SELECT applicant.id, applicant.firstname, applicant.lastname, applicant.state, applicant.mobile, applicant.lead_description, GROUP_CONCAT(note.note SEPARATOR ', ') as notes
FROM applicant LEFT JOIN
note
ON applicant.id = note.applicant_id
WHERE delete_type = 0 AND applicant.type = 0
GROUP BY applicant.id
ORDER BY applicant.id DESC
The result is too slow from 2 tables.
This is your query:
SELECT a.id, a.firstname, a.lastname, a.state, a.mobile, a.lead_description,
GROUP_CONCAT(n.note SEPARATOR ', ') as notes
FROM applicant a LEFT JOIN
note n
ON a.id = n.applicant_id
WHERE delete_type = 0 AND a.type = 0
GROUP BY a.id
ORDER BY a.id DESC
You should start with indexes. I would recommend applicant(type, id)
and note(applicant_id)
. And including delete_type
in one of them (I don't know which table it comes from).

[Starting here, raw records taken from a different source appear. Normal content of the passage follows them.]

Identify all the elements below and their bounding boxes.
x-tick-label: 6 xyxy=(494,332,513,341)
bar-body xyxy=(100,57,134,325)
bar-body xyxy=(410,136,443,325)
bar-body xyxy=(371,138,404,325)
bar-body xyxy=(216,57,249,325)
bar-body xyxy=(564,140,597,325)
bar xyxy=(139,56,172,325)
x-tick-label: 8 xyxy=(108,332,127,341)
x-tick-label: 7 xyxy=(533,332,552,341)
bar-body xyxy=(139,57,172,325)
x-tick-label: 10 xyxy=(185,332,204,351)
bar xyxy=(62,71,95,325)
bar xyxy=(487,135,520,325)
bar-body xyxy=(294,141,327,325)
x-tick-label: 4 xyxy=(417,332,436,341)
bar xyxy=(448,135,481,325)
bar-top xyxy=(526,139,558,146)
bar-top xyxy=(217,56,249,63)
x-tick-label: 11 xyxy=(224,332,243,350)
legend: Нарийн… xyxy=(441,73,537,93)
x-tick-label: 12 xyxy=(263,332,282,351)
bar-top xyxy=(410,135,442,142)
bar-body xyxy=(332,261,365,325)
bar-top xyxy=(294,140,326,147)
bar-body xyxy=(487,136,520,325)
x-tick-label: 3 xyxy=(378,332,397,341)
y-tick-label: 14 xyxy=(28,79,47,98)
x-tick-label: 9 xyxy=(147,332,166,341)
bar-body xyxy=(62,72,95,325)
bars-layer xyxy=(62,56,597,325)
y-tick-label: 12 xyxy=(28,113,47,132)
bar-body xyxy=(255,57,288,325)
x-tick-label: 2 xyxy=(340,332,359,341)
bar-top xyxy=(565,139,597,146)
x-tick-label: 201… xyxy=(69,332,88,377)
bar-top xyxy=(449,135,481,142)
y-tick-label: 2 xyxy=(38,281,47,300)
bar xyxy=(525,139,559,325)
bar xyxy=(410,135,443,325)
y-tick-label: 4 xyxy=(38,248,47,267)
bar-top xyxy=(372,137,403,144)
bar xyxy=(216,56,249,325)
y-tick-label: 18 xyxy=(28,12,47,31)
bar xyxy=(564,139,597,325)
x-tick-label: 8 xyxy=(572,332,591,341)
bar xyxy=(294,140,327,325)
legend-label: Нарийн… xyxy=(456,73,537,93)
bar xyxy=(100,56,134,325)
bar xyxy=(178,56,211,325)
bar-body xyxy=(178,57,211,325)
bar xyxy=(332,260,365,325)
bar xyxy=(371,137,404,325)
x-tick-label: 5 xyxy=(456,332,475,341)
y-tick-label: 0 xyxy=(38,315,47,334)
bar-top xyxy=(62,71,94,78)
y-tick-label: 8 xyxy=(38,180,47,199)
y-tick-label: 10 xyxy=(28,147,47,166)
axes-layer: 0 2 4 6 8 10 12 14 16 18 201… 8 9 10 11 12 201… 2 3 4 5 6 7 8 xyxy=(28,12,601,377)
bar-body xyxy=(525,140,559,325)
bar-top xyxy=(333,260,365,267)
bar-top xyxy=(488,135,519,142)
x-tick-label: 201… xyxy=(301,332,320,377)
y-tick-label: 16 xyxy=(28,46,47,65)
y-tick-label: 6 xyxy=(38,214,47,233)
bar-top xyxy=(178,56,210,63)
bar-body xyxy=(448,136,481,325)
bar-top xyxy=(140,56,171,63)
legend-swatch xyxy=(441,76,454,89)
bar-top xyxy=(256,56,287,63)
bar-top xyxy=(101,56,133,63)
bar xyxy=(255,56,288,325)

Second, this query may be faster using a correlated subquery. This would look like:
SELECT a.id, a.firstname, a.lastname, a.state, a.mobile, a.lead_description,
(select GROUP_CONCAT(n.note SEPARATOR ', ')
from note n
where a.id = n.applicant_id
) as notes
FROM applicant a
WHERE delete_type = 0 AND a.type = 0
ORDER BY a.id DESC
The condition on delete_type
either goes in the outer query or the subquery -- it is not clear which table this comes from.
This avoids the large group by
on the external data, which can be a performance boost.